Due to concerns about the spread of Coronavirus as well as restrictions in Dane County, the event is happening in La Crosse and Oshkosh this year.
While it wouldn’t have come with normal crowds this year, those who live and work downtown say not getting the tournament will have a negative financial impact.
“It is an enormous impact,” said Jason Ilstrup, President of Downtown Madison Inc. “It’s a large part of the 304 million dollars a year spent by tourists in downtown Madison. It helps run our community, right?”
Ilstrup said he understands and respects Dane County’s decision to focus on COVID-19 mitigation. Under the newest public health orders, no more than 350 people can gather in one place. In La Crosse, games will be capped at 1,000 fans.
“You absolutely are losing out on the economic impact,” Ilstrup said. “But we wholeheartedly honor and respect the decision of public health to make sure our community was safe, and they made the right decision.”
The Nitty Gritty, which is located just one block away from the Kohl Center, says it normally sees a surge of customers this time of year.
“It’s really kind of the sprint of the year,” said General Manager Michael Leto. “It’s really the meat and potatoes for a lot of the downtown businesses.”
Leto says not having the tournament will certainly not help business, but also says health and safety should be a priority.

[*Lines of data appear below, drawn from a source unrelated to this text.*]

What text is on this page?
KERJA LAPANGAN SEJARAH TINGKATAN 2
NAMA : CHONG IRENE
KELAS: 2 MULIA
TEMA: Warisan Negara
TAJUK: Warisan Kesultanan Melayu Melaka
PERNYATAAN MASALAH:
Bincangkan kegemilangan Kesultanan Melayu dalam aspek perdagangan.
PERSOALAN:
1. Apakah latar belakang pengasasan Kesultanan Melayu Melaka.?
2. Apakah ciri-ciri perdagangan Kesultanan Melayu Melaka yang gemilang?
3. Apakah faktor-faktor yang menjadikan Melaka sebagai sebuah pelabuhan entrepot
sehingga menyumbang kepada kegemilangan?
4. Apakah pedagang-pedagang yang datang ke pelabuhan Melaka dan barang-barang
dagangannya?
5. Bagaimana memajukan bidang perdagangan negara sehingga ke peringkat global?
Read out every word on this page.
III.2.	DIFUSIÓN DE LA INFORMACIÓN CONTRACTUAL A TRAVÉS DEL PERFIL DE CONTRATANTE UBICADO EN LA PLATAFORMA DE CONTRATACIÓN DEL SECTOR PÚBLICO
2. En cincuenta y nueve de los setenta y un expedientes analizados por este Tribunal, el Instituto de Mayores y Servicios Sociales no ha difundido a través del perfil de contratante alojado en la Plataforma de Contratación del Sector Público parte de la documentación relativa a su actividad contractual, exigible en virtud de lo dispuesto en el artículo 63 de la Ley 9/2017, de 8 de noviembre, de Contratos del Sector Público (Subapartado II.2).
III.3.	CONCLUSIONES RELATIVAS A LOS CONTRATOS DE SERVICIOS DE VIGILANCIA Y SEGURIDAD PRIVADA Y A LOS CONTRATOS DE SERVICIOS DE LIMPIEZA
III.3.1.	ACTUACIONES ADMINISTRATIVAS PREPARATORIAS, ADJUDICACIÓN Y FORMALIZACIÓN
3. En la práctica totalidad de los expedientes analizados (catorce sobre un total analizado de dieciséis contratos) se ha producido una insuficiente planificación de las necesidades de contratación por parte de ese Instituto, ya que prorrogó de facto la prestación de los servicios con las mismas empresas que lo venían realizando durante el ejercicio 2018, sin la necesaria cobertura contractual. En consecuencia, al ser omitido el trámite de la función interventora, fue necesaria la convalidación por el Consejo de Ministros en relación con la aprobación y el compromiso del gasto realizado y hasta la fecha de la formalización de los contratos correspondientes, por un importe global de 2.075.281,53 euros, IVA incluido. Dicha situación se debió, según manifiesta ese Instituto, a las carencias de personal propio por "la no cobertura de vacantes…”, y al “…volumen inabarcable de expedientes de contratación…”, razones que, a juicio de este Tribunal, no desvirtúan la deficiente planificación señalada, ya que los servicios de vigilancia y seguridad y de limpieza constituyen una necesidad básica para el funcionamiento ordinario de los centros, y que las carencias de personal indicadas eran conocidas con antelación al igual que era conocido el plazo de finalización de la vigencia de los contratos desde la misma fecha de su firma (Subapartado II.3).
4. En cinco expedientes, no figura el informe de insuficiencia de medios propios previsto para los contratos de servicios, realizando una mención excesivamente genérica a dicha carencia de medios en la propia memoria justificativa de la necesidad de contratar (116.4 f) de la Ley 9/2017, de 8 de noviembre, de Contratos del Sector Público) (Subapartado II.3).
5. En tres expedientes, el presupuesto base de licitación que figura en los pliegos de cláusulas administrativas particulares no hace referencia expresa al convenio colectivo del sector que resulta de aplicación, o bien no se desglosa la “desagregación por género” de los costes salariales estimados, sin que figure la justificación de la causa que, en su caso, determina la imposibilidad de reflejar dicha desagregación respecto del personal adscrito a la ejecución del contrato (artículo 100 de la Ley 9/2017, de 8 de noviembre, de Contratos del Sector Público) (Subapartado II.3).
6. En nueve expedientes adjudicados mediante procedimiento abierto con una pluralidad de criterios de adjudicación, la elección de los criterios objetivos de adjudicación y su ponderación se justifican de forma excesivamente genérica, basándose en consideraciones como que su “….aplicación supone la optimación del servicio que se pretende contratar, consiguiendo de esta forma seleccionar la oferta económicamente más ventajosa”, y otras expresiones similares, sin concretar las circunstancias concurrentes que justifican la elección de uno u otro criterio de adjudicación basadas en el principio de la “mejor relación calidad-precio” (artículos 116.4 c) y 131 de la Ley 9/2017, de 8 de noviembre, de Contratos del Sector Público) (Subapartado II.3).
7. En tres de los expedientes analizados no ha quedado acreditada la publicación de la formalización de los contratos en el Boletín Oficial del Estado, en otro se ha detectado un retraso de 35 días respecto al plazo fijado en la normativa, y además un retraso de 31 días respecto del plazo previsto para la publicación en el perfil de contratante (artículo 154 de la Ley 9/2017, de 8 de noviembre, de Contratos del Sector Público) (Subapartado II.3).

“Obviously keeping the staff and the public as safe as possible is everyone’s upmost concern right now,” he said. “Whatever we have to do to ensure the public’s safety, we’re going to adhere to that.”
Still, Leto says recovery for restaurants will take time – possibly even longer than the year they’ve spent operating under Coronavirus restrictions.
“As the end of this pandemic is hopefully potentially on the horizon, we hope that people in and around the community will continue to support locally owned restaurants,” he said.